SEED alternative school is the oldest public alternative school in Canada, and I'm a proud alum. For me, the school's benefit was defined by the teachers' brave willingness to allow their students to fail — I got two credits in my first two years at SEED (and fourteen the next year, graduating as an Ontario Scholar). Students were encouraged to take experimental charge of their education, sourcing "catalysts" (outside experts who'd donate instructional time), designing "SEED equivalent credit" curriculum for courses of study that fell outside of the Ministry of Education's guidelines, and often running peer-led classes. The writer's workshop at SEED had been founded by legendary feminist sf editor/writer Judith Merrill and, ten years later, was still running as a professional-quality workshop that was attended by students, alumni, and young writers from around the city who'd heard about it.
Now, SEED is under attack. The school that graduated the first woman Nobel physics laureate, the school that was co-founded by MacLuhan the Younger, the school that made me the person I am today is being systematically undermined and destroyed by an uncaring Board and Ministry that have no idea of the treasure they hold in their hands. The administrators are playing divide and conquer with the staff, bait and switch with the students, and duck and weave with the parents.

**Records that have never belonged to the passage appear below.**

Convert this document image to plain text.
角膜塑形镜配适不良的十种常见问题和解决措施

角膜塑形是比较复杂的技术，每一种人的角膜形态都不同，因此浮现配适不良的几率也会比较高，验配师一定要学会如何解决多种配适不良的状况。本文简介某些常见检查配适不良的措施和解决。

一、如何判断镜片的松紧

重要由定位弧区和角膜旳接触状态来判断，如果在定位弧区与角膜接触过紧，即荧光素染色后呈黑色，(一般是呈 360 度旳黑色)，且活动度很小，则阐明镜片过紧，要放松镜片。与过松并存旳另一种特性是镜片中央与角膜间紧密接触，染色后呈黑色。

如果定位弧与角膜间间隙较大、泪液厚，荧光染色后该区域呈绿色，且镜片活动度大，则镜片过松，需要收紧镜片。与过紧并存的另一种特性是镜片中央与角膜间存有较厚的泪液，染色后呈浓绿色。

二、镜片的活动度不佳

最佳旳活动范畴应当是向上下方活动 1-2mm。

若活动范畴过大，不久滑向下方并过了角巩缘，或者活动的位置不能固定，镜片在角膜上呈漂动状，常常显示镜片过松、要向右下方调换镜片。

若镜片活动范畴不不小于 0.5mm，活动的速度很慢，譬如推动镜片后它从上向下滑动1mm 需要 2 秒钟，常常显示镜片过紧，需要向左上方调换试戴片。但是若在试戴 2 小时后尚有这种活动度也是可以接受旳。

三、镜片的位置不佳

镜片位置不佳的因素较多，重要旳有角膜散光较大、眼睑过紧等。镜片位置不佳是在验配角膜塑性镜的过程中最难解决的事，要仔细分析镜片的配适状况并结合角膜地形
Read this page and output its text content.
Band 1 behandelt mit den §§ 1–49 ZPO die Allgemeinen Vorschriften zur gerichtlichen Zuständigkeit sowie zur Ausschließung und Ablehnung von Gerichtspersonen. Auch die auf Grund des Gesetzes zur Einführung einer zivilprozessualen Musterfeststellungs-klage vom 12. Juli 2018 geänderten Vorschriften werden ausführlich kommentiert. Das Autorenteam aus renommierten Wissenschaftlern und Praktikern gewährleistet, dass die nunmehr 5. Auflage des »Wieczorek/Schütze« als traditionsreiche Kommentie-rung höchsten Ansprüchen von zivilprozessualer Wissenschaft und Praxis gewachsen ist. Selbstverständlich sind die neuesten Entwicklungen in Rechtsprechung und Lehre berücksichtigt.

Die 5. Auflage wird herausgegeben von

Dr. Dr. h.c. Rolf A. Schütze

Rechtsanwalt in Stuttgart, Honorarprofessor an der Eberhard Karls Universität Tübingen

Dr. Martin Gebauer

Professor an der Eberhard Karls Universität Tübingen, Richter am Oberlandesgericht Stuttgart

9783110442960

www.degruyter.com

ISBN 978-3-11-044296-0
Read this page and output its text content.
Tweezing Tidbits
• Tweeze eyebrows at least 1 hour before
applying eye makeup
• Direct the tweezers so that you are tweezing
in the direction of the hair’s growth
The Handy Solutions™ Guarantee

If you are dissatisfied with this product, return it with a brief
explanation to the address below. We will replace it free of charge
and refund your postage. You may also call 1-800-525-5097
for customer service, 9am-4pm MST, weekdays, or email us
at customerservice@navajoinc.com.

I dropped in on SEED yesterday to sit for a student documentary on SEED grads and was, as ever, mightily impressed with the wit, intelligence and drive of the students. I can only hope that they take this opportunity to organize against adversity and seize control over their educational destiny, tell the Board and Ministry to toss their collective salad and get a white-hot education in direct action, PR, and radical pedagogy.